Wat vindt NRC | Europa moet veel sneller verantwoordelijkheid nemen voor zijn eigen veiligheid

Decennialang hebben de Europese NAVO-landen de garanties voor hun veiligheid grotendeels kunnen uitbesteden aan de militaire leider van het bondgenootschap, de Verenigde Staten. Met de terugkeer van Donald Trump in het Witte Huis zal Europa een steeds grotere bijdrage moeten leveren aan zijn eigen defensie.

Acht jaar na Trumps eerste verkiezingszege mag de onzekerheid over de toekomstige veiligheid in Europa geen verrassing meer zijn. Tijdens zijn chaotische eerste ambtstermijn liet Trump geen misverstanden bestaan over zijn trans-Atlantische ideeën. Hij flirtte met een Amerikaans vaarwel aan de NAVO en maakte duidelijk dat landen die onvoldoende meebetalen aan de defensierekening onder zijn presidentschap niet hoeven te rekenen op militaire steun, ongeacht de uitleg van artikel 5 van het NAVO-verdrag.

Inmiddels is de veiligheidssituatie in Europa dramatisch verslechterd, met een bloedige Russische oorlog tegen Oekraïne, pal aan de NAVO-grens, en steeds brutalere sabotageacties vanuit Moskou tegen andere Europese landen. Niets wijst erop dat het Kremlin aanstuurt op vrede, integendeel. Met Trump in het Witte Huis neemt de onzekerheid over de Amerikaanse internationale koers drastisch toe.

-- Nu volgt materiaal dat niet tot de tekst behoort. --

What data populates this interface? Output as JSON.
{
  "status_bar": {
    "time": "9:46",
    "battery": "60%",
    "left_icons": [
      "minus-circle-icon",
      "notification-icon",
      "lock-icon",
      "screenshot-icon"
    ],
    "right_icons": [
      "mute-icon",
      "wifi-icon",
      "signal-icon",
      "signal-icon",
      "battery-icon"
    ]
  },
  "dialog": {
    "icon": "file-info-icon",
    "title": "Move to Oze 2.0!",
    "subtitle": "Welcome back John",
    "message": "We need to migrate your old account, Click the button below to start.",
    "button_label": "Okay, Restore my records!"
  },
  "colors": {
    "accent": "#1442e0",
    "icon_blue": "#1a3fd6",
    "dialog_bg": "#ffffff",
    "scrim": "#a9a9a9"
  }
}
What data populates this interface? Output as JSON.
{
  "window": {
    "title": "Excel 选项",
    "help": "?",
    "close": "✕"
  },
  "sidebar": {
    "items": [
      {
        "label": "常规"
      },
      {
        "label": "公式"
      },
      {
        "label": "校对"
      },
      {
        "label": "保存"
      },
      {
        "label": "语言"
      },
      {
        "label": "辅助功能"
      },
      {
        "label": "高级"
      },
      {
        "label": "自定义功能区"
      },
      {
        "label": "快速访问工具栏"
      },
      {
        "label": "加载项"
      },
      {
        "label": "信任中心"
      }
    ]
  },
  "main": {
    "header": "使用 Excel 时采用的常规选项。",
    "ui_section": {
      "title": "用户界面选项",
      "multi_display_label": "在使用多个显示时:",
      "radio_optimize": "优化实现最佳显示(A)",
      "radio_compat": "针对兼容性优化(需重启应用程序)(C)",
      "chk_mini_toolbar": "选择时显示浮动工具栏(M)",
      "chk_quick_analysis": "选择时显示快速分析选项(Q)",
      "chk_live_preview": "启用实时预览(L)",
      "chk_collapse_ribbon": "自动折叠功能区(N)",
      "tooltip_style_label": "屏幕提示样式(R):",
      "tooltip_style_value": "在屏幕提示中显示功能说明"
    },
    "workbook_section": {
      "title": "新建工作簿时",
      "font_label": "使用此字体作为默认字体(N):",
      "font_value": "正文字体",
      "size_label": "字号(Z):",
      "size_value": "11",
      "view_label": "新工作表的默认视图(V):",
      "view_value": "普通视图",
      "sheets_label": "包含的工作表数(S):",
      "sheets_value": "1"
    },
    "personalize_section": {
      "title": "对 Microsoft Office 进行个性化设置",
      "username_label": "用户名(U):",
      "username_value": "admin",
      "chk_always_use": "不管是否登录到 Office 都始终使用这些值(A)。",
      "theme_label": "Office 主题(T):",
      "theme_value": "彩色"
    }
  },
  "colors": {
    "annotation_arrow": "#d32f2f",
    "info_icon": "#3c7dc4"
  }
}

Ondanks de waarschuwingen en de toegenomen dreigingen zijn de reacties in Europa nog altijd lauw. Veel landen hebben hun strijdkrachten na de Koude Oorlog jarenlang uitgekleed. De trage reactie op de recente ontwikkelingen is zorgwekkend, en gevaarlijk voor de veiligheid en de stabiliteit. Ja, de Europese defensie-industrie wordt nieuw leven ingeblazen, en Oekraïne krijgt miljarden steun. Maar zelfs met de miljarden uit Washington blijkt de militaire hulp niet genoeg om de Russen tegen te houden in Oekraïne.

Decennia van schuilen onder de vleugels van Washington heeft Europa veiligheid en voorspoed gegeven, maar ook luiheid, en een gebrek aan urgentie om de verdediging van de vrijheid zelf ter hand te nemen. De Europese defensie-industrie is op dit moment niet efficiënt en te veel nationaal georiënteerd. Zelfs nu, bijna drie jaar na Poetins grootscheepse invasie in Oekraïne, blijven negen van de 32 NAVO-lidstaten met hun defensie-uitgaven onder de norm van 2 procent van het bruto binnenlands product. Dat zou al moeten worden opgeschroefd naar 3 procent om de NAVO slagvaardig te houden. In Brussel circuleren al bedragen van 500 miljard euro voor de komende jaren.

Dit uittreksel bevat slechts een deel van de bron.